To be an eligible individual and qualify for an HSA, you must meet the following requirements.

  • You are covered under a high deductible health plan (HDHP), described later, on the first day of the month.
  • You have no other health coverage except what is permitted under Other health coverage, later.
  • You aren’t enrolled in Medicare.
  • You can’t be claimed as a dependent on someone else’s 2020 tax return.

On page 7:

Enrolled in Medicare. Beginning with the first month you are enrolled in Medicare, your contribution limit is zero. This rule applies to periods of retroactive Medicare coverage. So, if you delayed applying for Medicare and later your enrollment is backdated, any contributions to your HSA made during the period of retroactive coverage are considered excess. See Excess contributions, later.

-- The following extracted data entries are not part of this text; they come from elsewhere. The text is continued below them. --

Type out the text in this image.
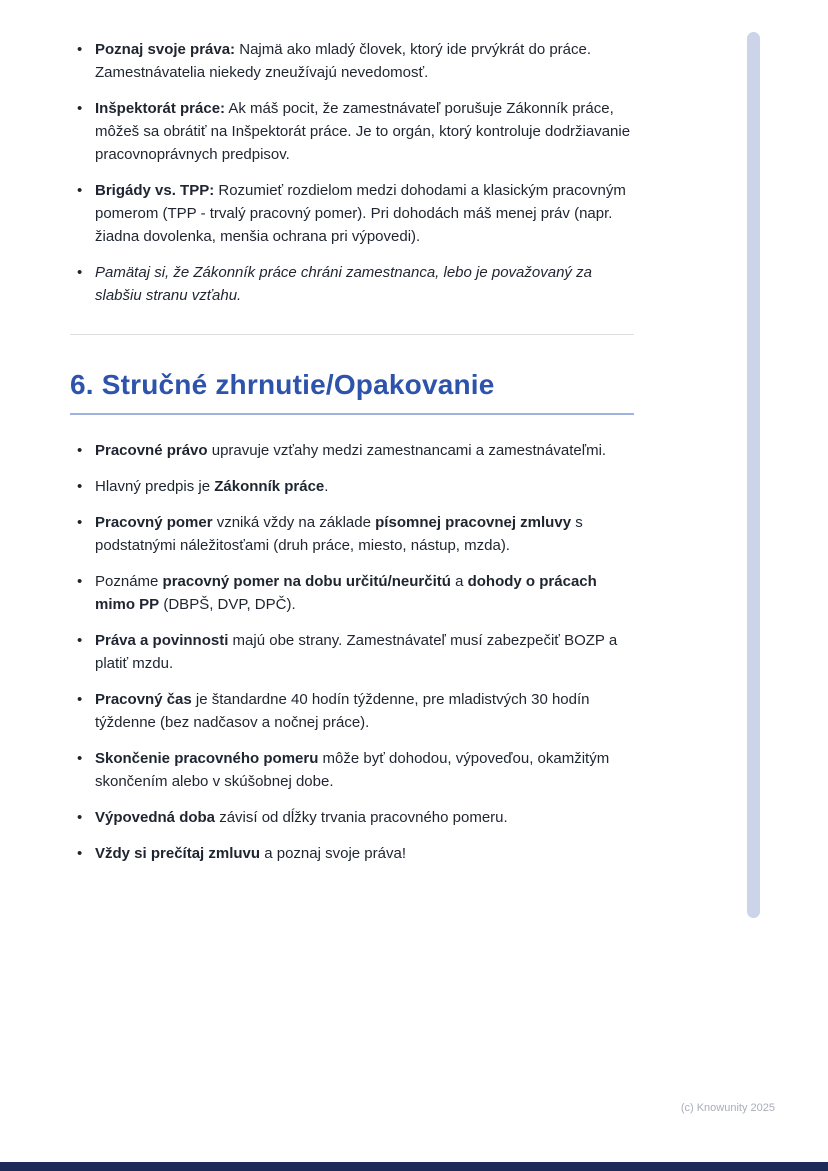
• Poznaj svoje práva: Najmä ako mladý človek, ktorý ide prvýkrát do práce. Zamestnávatelia niekedy zneužívajú nevedomosť.
• Inšpektorát práce: Ak máš pocit, že zamestnávateľ porušuje Zákonník práce, môžeš sa obrátiť na Inšpektorát práce. Je to orgán, ktorý kontroluje dodržiavanie pracovnoprávnych predpisov.
• Brigády vs. TPP: Rozumieť rozdielom medzi dohodami a klasickým pracovným pomerom (TPP - trvalý pracovný pomer). Pri dohodách máš menej práv (napr. žiadna dovolenka, menšia ochrana pri výpovedi).
• Pamätaj si, že Zákonník práce chráni zamestnanca, lebo je považovaný za slabšiu stranu vzťahu.
6. Stručné zhrnutie/Opakovanie
• Pracovné právo upravuje vzťahy medzi zamestnancami a zamestnávateľmi.
• Hlavný predpis je Zákonník práce.
• Pracovný pomer vzniká vždy na základe písomnej pracovnej zmluvy s podstatnými náležitosťami (druh práce, miesto, nástup, mzda).
• Poznáme pracovný pomer na dobu určitú/neurčitú a dohody o prácach mimo PP (DBPŠ, DVP, DPČ).
• Práva a povinnosti majú obe strany. Zamestnávateľ musí zabezpečiť BOZP a platiť mzdu.
• Pracovný čas je štandardne 40 hodín týždenne, pre mladistvých 30 hodín týždenne (bez nadčasov a nočnej práce).
• Skončenie pracovného pomeru môže byť dohodou, výpoveďou, okamžitým skončením alebo v skúšobnej dobe.
• Výpovedná doba závisí od dĺžky trvania pracovného pomeru.
• Vždy si prečítaj zmluvu a poznaj svoje práva!
(c) Knowunity 2025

Example. You turned age 65 in July 2020 and enrolled in Medicare. You had an HDHP with self-only coverage and are eligible for an additional contribution of $1,000. Your contribution limit is $2,275 ($4,550 × 6 ÷ 12).

Outlined as follows, according to the Internal Revenue Code (IRC), if the contributions were pre-tax (either made by employer or employee through a cafeteria plan), then a new corrected Form W-2 Wage and Tax Statement should be issued so those contributions are reverted back into wages and appropriately assessed income and FICA taxes.

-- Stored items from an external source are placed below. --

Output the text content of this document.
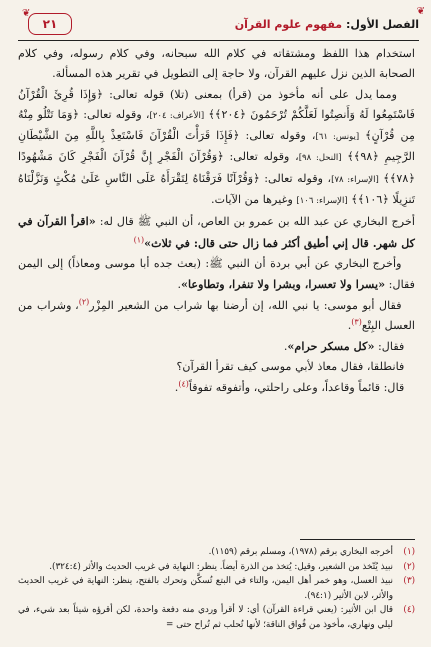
❦
الفصل الأول: مفهوم علوم القرآن
٢١
❦

استخدام هذا اللفظ ومشتقاته في كلام الله سبحانه، وفي كلام رسوله، وفي كلام الصحابة الذين نزل عليهم القرآن، ولا حاجة إلى التطويل في تقرير هذه المسألة.

ومما يدل على أنه مأخوذ من (قرأ) بمعنى (تلا) قوله تعالى: ﴿وَإِذَا قُرِئَ الْقُرْآنُ فَاسْتَمِعُوا لَهُ وَأَنصِتُوا لَعَلَّكُمْ تُرْحَمُونَ ﴿٢٠٤﴾﴾ [الأعراف: ٢٠٤]، وقوله تعالى: ﴿وَمَا تَتْلُو مِنْهُ مِن قُرْآنٍ﴾ [يونس: ٦١]، وقوله تعالى: ﴿فَإِذَا قَرَأْتَ الْقُرْآنَ فَاسْتَعِذْ بِاللَّهِ مِنَ الشَّيْطَانِ الرَّجِيمِ ﴿٩٨﴾﴾ [النحل: ٩٨]، وقوله تعالى: ﴿وَقُرْآنَ الْفَجْرِ إِنَّ قُرْآنَ الْفَجْرِ كَانَ مَشْهُودًا ﴿٧٨﴾﴾ [الإسراء: ٧٨]، وقوله تعالى: ﴿وَقُرْآنًا فَرَقْنَاهُ لِتَقْرَأَهُ عَلَى النَّاسِ عَلَىٰ مُكْثٍ وَنَزَّلْنَاهُ تَنزِيلًا ﴿١٠٦﴾﴾ [الإسراء: ١٠٦] وغيرها من الآيات.

أخرج البخاري عن عبد الله بن عمرو بن العاص، أن النبي ﷺ قال له: «اقرأ القرآن في كل شهر. قال إني أطيق أكثر فما زال حتى قال: في ثلاث»$^{(١)}$

وأخرج البخاري عن أبي بردة أن النبي ﷺ: (بعث جده أبا موسى ومعاذاً) إلى اليمن فقال: «يسرا ولا تعسرا، وبشرا ولا تنفرا، وتطاوعا».

فقال أبو موسى: يا نبي الله، إن أرضنا بها شراب من الشعير المِزْر$^{(٢)}$، وشراب من العسل البِتْع$^{(٣)}$.

فقال: «كل مسكر حرام».

فانطلقا، فقال معاذ لأبي موسى كيف تقرأ القرآن؟

قال: قائماً وقاعداً، وعلى راحلتي، وأتفوقه تفوقاً$^{(٤)}$.

(١)
أخرجه البخاري برقم (١٩٧٨)، ومسلم برقم (١١٥٩).
(٢)
نبيذ يُتّخذ من الشعير، وقيل: يُتخذ من الذرة أيضاً. ينظر: النهاية في غريب الحديث والأثر (٣٢٤:٤).
(٣)
نبيذ العسل، وهو خمر أهل اليمن، والتاء في البتع تُسكَّن وتحرك بالفتح، ينظر: النهاية في غريب الحديث والأثر، لابن الأثير (٩٤:١).
(٤)
قال ابن الأثير: (يعني قراءة القرآن) أي: لا أقرأ وردي منه دفعة واحدة، لكن أقرؤه شيئاً بعد شيء، في ليلي ونهاري، مأخوذ من فُواق الناقة؛ لأنها تُحلب ثم تُراح حتى =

IRC Section 223 Health Savings Accounts:

(f) Tax treatment of distributions

(3) Excess contributions returned before due date of return

(A) In general

If any excess contribution is contributed for a taxable year to any health savings account of an individual, paragraph (2) shall not apply to distributions from the health savings accounts of such individual (to the extent such distributions do not exceed the aggregate excess contributions to all such accounts of such individual for such year) if-

(i) such distribution is received by the individual on or before the last day prescribed by law (including extensions of time) for filing such individual's return for such taxable year, and

(ii) such distribution is accompanied by the amount of net income attributable to such excess contribution.

Any net income described in clause (ii) shall be included in the gross income of the individual for the taxable year in which it is received

To enter or review HSA contribution information into the TaxAct program:

  1. From within your TaxAct return (Online or Desktop), click Federal. On smaller devices, click in the upper left-hand corner, then click Federal.
  2. Click Health Savings Accounts (HSA) in the Federal Quick Q&A Topics menu to expand, then click Taxpayer's/Spouse's HSA contributions.
  3. Continue with the interview process to enter all of the appropriate information.

Note that any link in the information above is updated each year automatically and will take you to the most recent version of the document at the time it is accessed.